DNC - Industry Gushed Money After Reversal on Drilling

Washington, DC - In today's Washington Post Matthew Mosk details the timeline of events following McCain's June reversal to support off-shore drilling, from the weak reasoning he offered for changing his position to his next-day fundraisers with energy executives in Texas to the resultant dramatic increase in donations from oil and gas industry executives and employees -- and, of course, how McCain's shift on energy brings him even more in line with President Bush. It's 100 days until the election, and each day brings new proof of how McCain offers more of the same failed policies and old politics.

The following are excerpts of today's story:

Industry Gushed Money After Reversal on Drilling
By Matthew Mosk
Washington Post
July 27, 2008

"Campaign contributions from oil industry executives to Sen. John McCain rose dramatically in the last half of June, after the senator from Arizona made a high-profile split with environmentalists and reversed his opposition to the federal ban on offshore drilling. Oil and gas industry executives and employees donated $1.1 million to McCain last month -- three-quarters of which came after his June 16 speech calling for an end to the ban -- compared with $116,000 in March, $283,000 in April and $208,000 in May."

"McCain delivered the speech before heading to Texas for a series of fundraisers with energy industry executives, and the day after the speech he raised $1.3 million at a private luncheon and reception at the San Antonio Country Club, according to local news accounts."

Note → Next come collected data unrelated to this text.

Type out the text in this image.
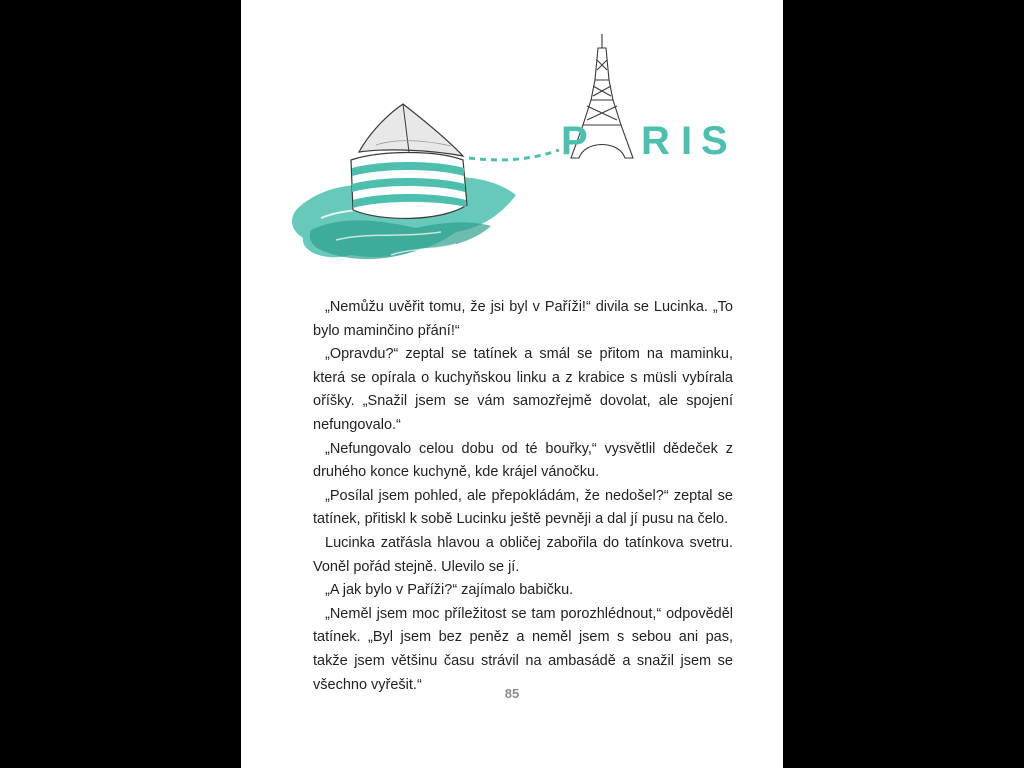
P R I S

„Nemůžu uvěřit tomu, že jsi byl v Paříži!“ divila se Lucinka. „To bylo maminčino přání!“

„Opravdu?“ zeptal se tatínek a smál se přitom na maminku, která se opírala o kuchyňskou linku a z krabice s müsli vybírala oříšky. „Snažil jsem se vám samozřejmě dovolat, ale spojení nefungovalo.“

„Nefungovalo celou dobu od té bouřky,“ vysvětlil dědeček z druhého konce kuchyně, kde krájel vánočku.

„Posílal jsem pohled, ale přepokládám, že nedošel?“ zeptal se tatínek, přitiskl k sobě Lucinku ještě pevněji a dal jí pusu na čelo.

Lucinka zatřásla hlavou a obličej zabořila do tatínkova svetru. Voněl pořád stejně. Ulevilo se jí.

„A jak bylo v Paříži?“ zajímalo babičku.

„Neměl jsem moc příležitost se tam porozhlédnout,“ odpověděl tatínek. „Byl jsem bez peněz a neměl jsem s sebou ani pas, takže jsem většinu času strávil na ambasádě a snažil jsem se všechno vyřešit.“

85
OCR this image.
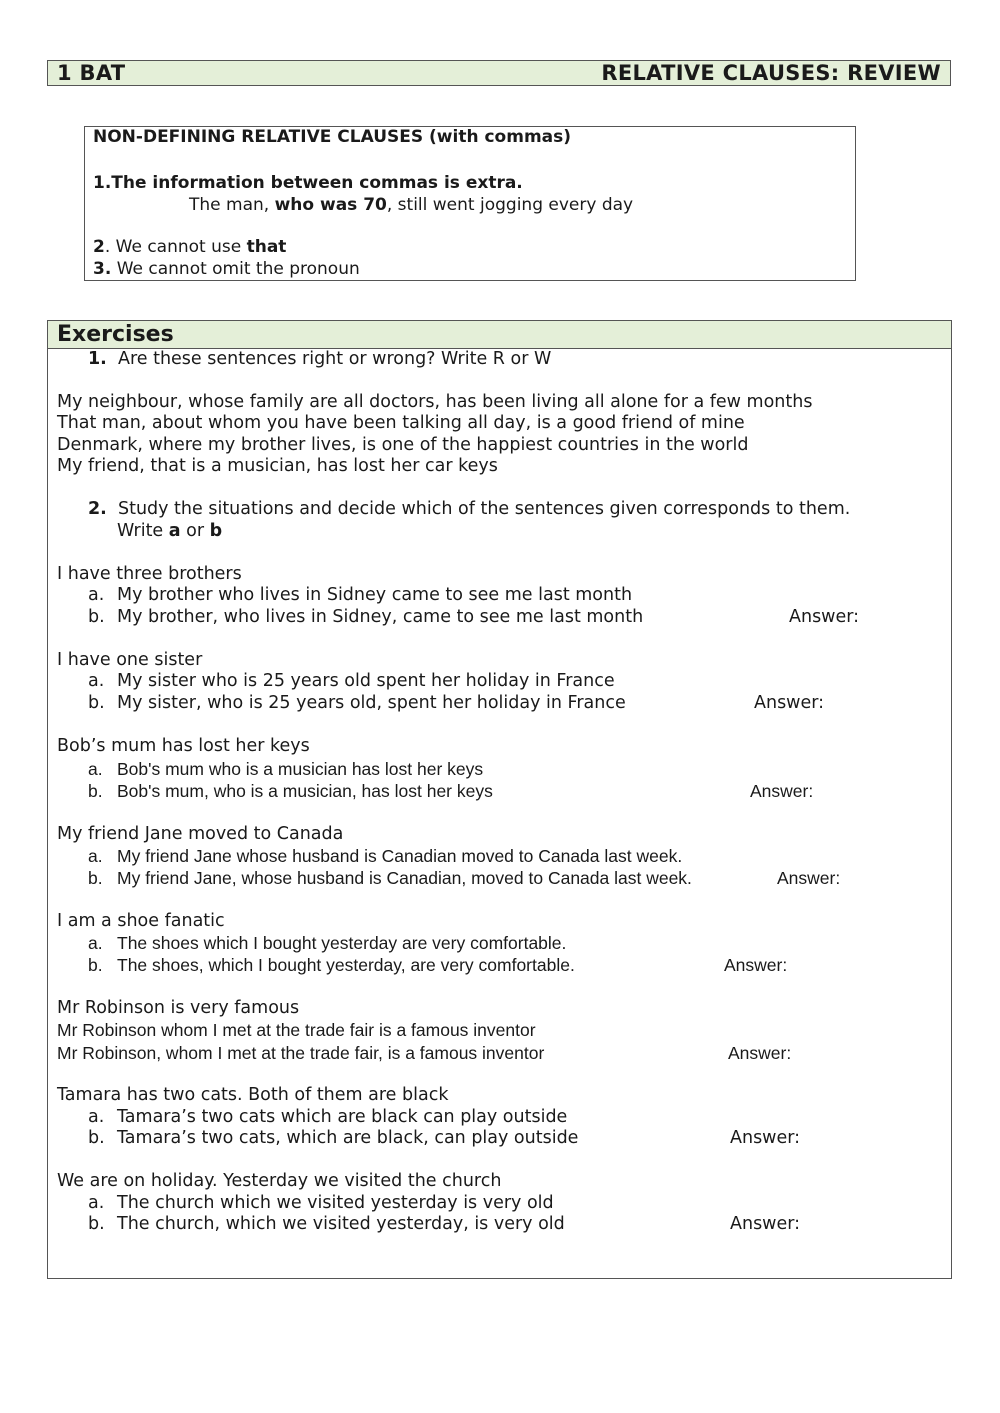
1 BAT	RELATIVE CLAUSES: REVIEW
NON-DEFINING RELATIVE CLAUSES (with commas)
1.The information between commas is extra.
The man, who was 70, still went jogging every day
2. We cannot use that
3. We cannot omit the pronoun
Exercises
1. Are these sentences right or wrong? Write R or W
My neighbour, whose family are all doctors, has been living all alone for a few months
That man, about whom you have been talking all day, is a good friend of mine
Denmark, where my brother lives, is one of the happiest countries in the world
My friend, that is a musician, has lost her car keys
2. Study the situations and decide which of the sentences given corresponds to them.
Write a or b
I have three brothers
a. My brother who lives in Sidney came to see me last month
b. My brother, who lives in Sidney, came to see me last month	Answer:
I have one sister
a. My sister who is 25 years old spent her holiday in France
b. My sister, who is 25 years old, spent her holiday in France	Answer:
Bob’s mum has lost her keys
a. Bob's mum who is a musician has lost her keys
b. Bob's mum, who is a musician, has lost her keys	Answer:
My friend Jane moved to Canada
a. My friend Jane whose husband is Canadian moved to Canada last week.
b. My friend Jane, whose husband is Canadian, moved to Canada last week.	Answer:
I am a shoe fanatic
a. The shoes which I bought yesterday are very comfortable.
b. The shoes, which I bought yesterday, are very comfortable.	Answer:
Mr Robinson is very famous
Mr Robinson whom I met at the trade fair is a famous inventor
Mr Robinson, whom I met at the trade fair, is a famous inventor	Answer:
Tamara has two cats. Both of them are black
a. Tamara’s two cats which are black can play outside
b. Tamara’s two cats, which are black, can play outside	Answer:
We are on holiday. Yesterday we visited the church
a. The church which we visited yesterday is very old
b. The church, which we visited yesterday, is very old	Answer:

"Charting the political donations of oil executives may be the best way to evaluate the industry's level of interest in a presidential candidate, said Robin West, chairman of PFC Energy, an industry adviser. Unlike other businesses, oil and gas companies do not have a large labor force that can provide a candidate an army of volunteers. And oil and gas concerns are geographically confined, largely in states that are not viewed as central to a presidential election strategy. "It's for those reasons that the oil industry has always tried to be a substantial contributor," West said. And West said he thinks McCain gave energy executives what they needed to get more solidly in his corner -- a pledge to reverse a federal policy that has frustrated the industry for years. "I think people thought it was a sensible thing that was long due," West said. "I think the industry was very appreciative."